Revista Cultura y Ocio

Todos los héroes

Por Calvodemora
Hay gente maravillosamente sensible y buena que, mientras agonizan, enseñan a vivir a los que asisten a ese desvanecerse lento y doloroso. Dan una lección de amor, se desvanecen con la suprema certeza de que el mundo seguirá girando a pesar de su ausencia, comprenden que han agotado sus días en la tierra y parten en armonía, si es que  podemos saber todas esas confidencias del alma los que quedamos en la travesía de la vida. Es un oficio hermoso saber irse, no molestar cuando toca desaparecer. No se nos educa en esa disciplina, no habrá pedagogía que instruya. Luego están los que dan esa vida para que otros no pierdan la suya. Quienes se embravecen y avanzan, a ciegas a veces, exponiéndose, ignorando adrede (con heroísmo) que el mal no tiene piedad y arrambla con saña. Son ellos, a pie de cama de hospital, los héroes de nuestro tiempo, no hay gratitud suficiente cuando alguien antepone tu bien al suyo. La única expresión que podemos formular es la de la gratitud, sincera e infinita gratitud por darse y, en ese acto, entrar en riesgo, saber que pueden caer. No es únicamente el personal hospitalario: hay gremios que actúan con la misma entrega, forzados por las circunstancias, conminados a servir cuando más caro y más peligroso es ese servicio público. 

Son días terribles, nos lo recuerdan a diario. Podemos estar a salvo en casa porque hay otros que están expuestos en la calle. Da igual que sea la cajera de un supermercado, los efectivos de los cuerpos de seguridad del Estado, el camionero yendo y viniendo, trayendo y llevando, el basurero del ayuntamiento o el agricultor, el ganadero o el pescador que salen a la intemperie, al rigor de la realidad, para que los mercados estén abastecidos y, por añadidura, lo estén nuestras despensas.

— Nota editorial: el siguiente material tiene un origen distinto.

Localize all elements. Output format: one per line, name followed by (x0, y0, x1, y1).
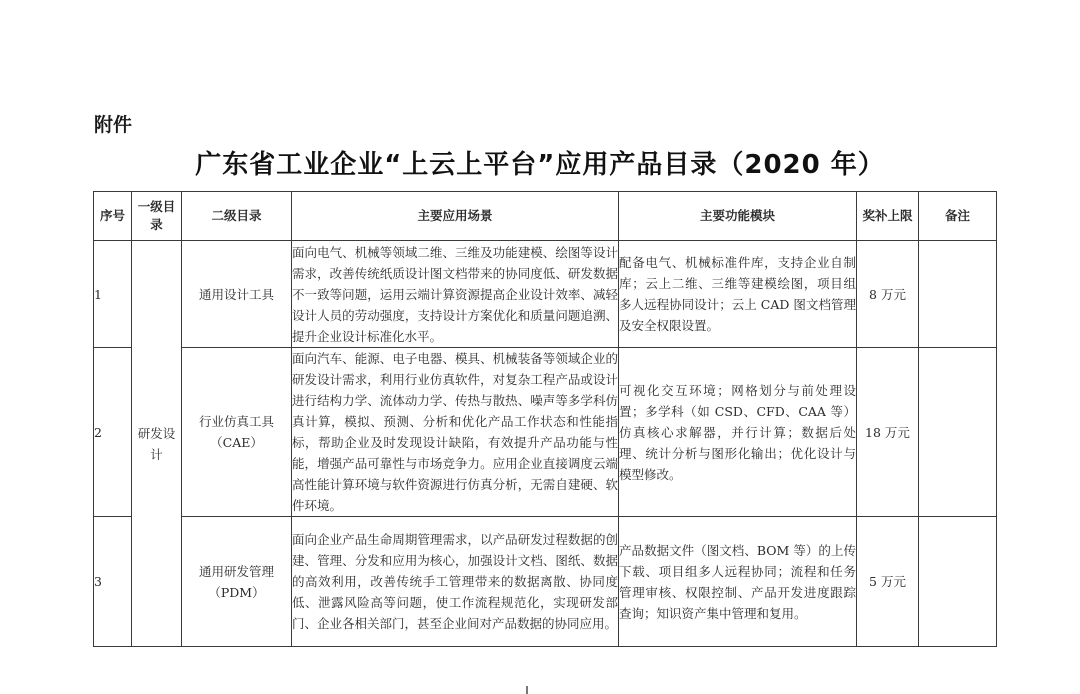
table-row (94, 517, 997, 647)
row-seq: 3 (94, 517, 132, 647)
category2-cell (182, 241, 292, 348)
header-seq: 序号 (94, 192, 132, 241)
table-row (94, 348, 997, 517)
note-cell (919, 348, 997, 517)
header-cat2: 二级目录 (182, 192, 292, 241)
function-cell: 可视化交互环境；网格划分与前处理设置；多学科（如 CSD、CFD、CAA 等）仿真核心求解器，并行计算；数据后处理、统计分析与图形化输出；优化设计与模型修改。 (619, 348, 857, 517)
header-func: 主要功能模块 (619, 192, 857, 241)
table-row (94, 241, 997, 348)
function-cell: 产品数据文件（图文档、BOM 等）的上传下载、项目组多人远程协同；流程和任务管理审核、权限控制、产品开发进度跟踪查询；知识资产集中管理和复用。 (619, 517, 857, 647)
header-scene: 主要应用场景 (292, 192, 619, 241)
category2-cell (182, 348, 292, 517)
category2-abbr: （CAE） (210, 435, 263, 450)
document-title: 广东省工业企业“上云上平台”应用产品目录（2020 年） (195, 150, 885, 180)
row-seq: 2 (94, 348, 132, 517)
header-subsidy: 奖补上限 (857, 192, 919, 241)
category2-name: 通用研发管理 (198, 563, 274, 579)
product-catalog-table (93, 191, 997, 647)
subsidy-cell: 5 万元 (857, 517, 919, 647)
page-number-mark (526, 686, 528, 694)
subsidy-cell: 18 万元 (857, 348, 919, 517)
category2-name: 行业仿真工具 (198, 414, 274, 429)
table-header-row (94, 192, 997, 241)
note-cell (919, 517, 997, 647)
scene-cell: 面向电气、机械等领域二维、三维及功能建模、绘图等设计需求，改善传统纸质设计图文档带来的协同度低、研发数据不一致等问题，运用云端计算资源提高企业设计效率、减轻设计人员的劳动强度，支持设计方案优化和质量问题追溯、提升企业设计标准化水平。 (292, 241, 619, 348)
category1-cell: 研发设计 (132, 241, 182, 647)
header-note: 备注 (919, 192, 997, 241)
scene-cell: 面向汽车、能源、电子电器、模具、机械装备等领域企业的研发设计需求，利用行业仿真软件，对复杂工程产品或设计进行结构力学、流体动力学、传热与散热、噪声等多学科仿真计算，模拟、预测、分析和优化产品工作状态和性能指标，帮助企业及时发现设计缺陷，有效提升产品功能与性能，增强产品可靠性与市场竞争力。应用企业直接调度云端高性能计算环境与软件资源进行仿真分析，无需自建硬、软件环境。 (292, 348, 619, 517)
attachment-label: 附件 (94, 114, 133, 136)
category2-abbr: （PDM） (208, 584, 265, 600)
category2-cell (182, 517, 292, 647)
row-seq: 1 (94, 241, 132, 348)
function-cell: 配备电气、机械标准件库，支持企业自制库；云上二维、三维等建模绘图，项目组多人远程协同设计；云上 CAD 图文档管理及安全权限设置。 (619, 241, 857, 348)
subsidy-cell: 8 万元 (857, 241, 919, 348)
scene-cell: 面向企业产品生命周期管理需求，以产品研发过程数据的创建、管理、分发和应用为核心，加强设计文档、图纸、数据的高效利用，改善传统手工管理带来的数据离散、协同度低、泄露风险高等问题，使工作流程规范化，实现研发部门、企业各相关部门，甚至企业间对产品数据的协同应用。 (292, 517, 619, 647)
header-cat1: 一级目录 (132, 192, 182, 241)
note-cell (919, 241, 997, 348)
category2-name: 通用设计工具 (198, 286, 274, 302)
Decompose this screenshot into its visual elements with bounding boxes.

Queda en un segundo plano todo lo demás. Cualquier consideración frívola sobre esta labor absolutamente encomiable sobra. Estamos en manos de otros, ahora más que nunca. Son los demás los que harán que abran las calles nuevamente, como cantaba Pablo Milanés. En una hermosa plaza (no liberada, como la cantada por el trovador, pero sí festiva y abierta al trajín de la gente) lloraremos por los ausentes, los tendremos en el recuerdo. Mientras no ocurra, en la confinada espera, en el acuartelamiento obligado, tendremos que salir a los balcones a diario, aplaudir a los que en la lejanía nos cuidan. Son muchos. Ellos son los que harán que sea posible el futuro; de ellos será la canción que tendremos que entonar en las plazas, cuando las abran, las ocupemos y hagamos del abrazo un himno y del aire un salmo. No sé si nos estamos haciendo más fuertes. Dicen que las penurias, las más duras con más fiereza, curten, pero aparejada a ese aprendizaje estará otro, el de la convivencia, el de pensar en los demás, el de hacer de la lentitud un nuevo modo de vida. Íbamos muy rápido. La velocidad era la consigna. Es la vida la que está esperando, pero también hay vida en este recogimiento. Debemos preservarla, cuidar de que no flaquee, ni se impaciente. Porque volveremos a pisar las calles nuevamente y entonces ya habrá tiempo de levantar otra vez las persianas echadas.